We attempt to write the DE in the form \( \cfrac{dy}{dx} = g(x)f(y)\), however are unsuccessful:
\(y^{'} = (x+y) \sin {x}\)
\(y^{'} = x \sin {x} + y \sin {x}\)
Thus, the DE is not separable.
Solve the equation \(\cfrac{dy}{dx} = \cfrac{2x^2 - 1}{y+1} \) given \(y(0)=3\).
The DE is in the form \(\cfrac{dy}{dx} = g(x)f(y)\). We can separate the variables and integrate both sides:
\(\cfrac{dy}{dx} = \cfrac{2x^2 - 1}{y+1} \)
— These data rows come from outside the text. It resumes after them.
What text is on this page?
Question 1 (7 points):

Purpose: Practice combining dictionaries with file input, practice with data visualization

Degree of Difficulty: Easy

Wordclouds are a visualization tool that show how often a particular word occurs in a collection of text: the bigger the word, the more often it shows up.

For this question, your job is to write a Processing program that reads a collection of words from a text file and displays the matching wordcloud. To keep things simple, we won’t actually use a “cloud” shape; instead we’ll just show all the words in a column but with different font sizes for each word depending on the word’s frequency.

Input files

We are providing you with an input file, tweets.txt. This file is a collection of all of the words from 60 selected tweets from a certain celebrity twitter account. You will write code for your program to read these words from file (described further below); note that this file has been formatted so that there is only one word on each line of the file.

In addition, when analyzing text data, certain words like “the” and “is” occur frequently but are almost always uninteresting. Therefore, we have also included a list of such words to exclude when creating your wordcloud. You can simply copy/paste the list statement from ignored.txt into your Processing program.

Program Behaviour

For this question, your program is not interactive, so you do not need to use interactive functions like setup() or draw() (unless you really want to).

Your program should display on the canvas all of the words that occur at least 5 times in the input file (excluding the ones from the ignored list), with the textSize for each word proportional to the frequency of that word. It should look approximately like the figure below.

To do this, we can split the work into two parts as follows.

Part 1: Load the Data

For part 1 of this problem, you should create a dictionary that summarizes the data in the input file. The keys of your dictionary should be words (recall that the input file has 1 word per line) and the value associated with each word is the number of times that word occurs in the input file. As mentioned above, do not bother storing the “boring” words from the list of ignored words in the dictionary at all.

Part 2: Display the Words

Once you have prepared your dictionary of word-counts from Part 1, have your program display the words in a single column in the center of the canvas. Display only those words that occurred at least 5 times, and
\((y + 1) dy = (2x^2 - 1) dx \)
\(\int {(y + 1) dy} = \int {(2x^2 - 1) dx}\)
\(\cfrac{1}{2}y^2 + y + c_1 = \cfrac{2}{3}x^3 - x + c_2\)
Next, we can collect the constants of integration and arrive to an implicit solution:
\(\cfrac{1}{2}y^2 + y = \cfrac{2}{3}x^3 - x + c_3\)
Then, we can substitute the initial values to solve for the constant (or \(c_3\)):
\(\cfrac{1}{2}y^2 + y = \cfrac{2}{3}x^3 - x + c_3\)
\(\cfrac{1}{2}(3)^2 + (3) = \cfrac{2}{3}(0)^3 - (0) + c_3 \)
\(\cfrac{9}{2} + 3 = c_3 \)
\(c_3 = \cfrac{9}{2} + \cfrac{6}{2}\)
\(c_3 = \cfrac{15}{2}\)
Finally, we can plug the values into the equation above to determine the implicit particular solution:
\(\cfrac{1}{2}y^2 + y = \cfrac{2}{3}x^3 - x + \cfrac{15}{2}\)
Therefore, we can determine that the implicit particular solution is \(\boldsymbol{\cfrac{1}{2}y^2 + y = \cfrac{2}{3}x^3 - x + \cfrac{15}{2}}\).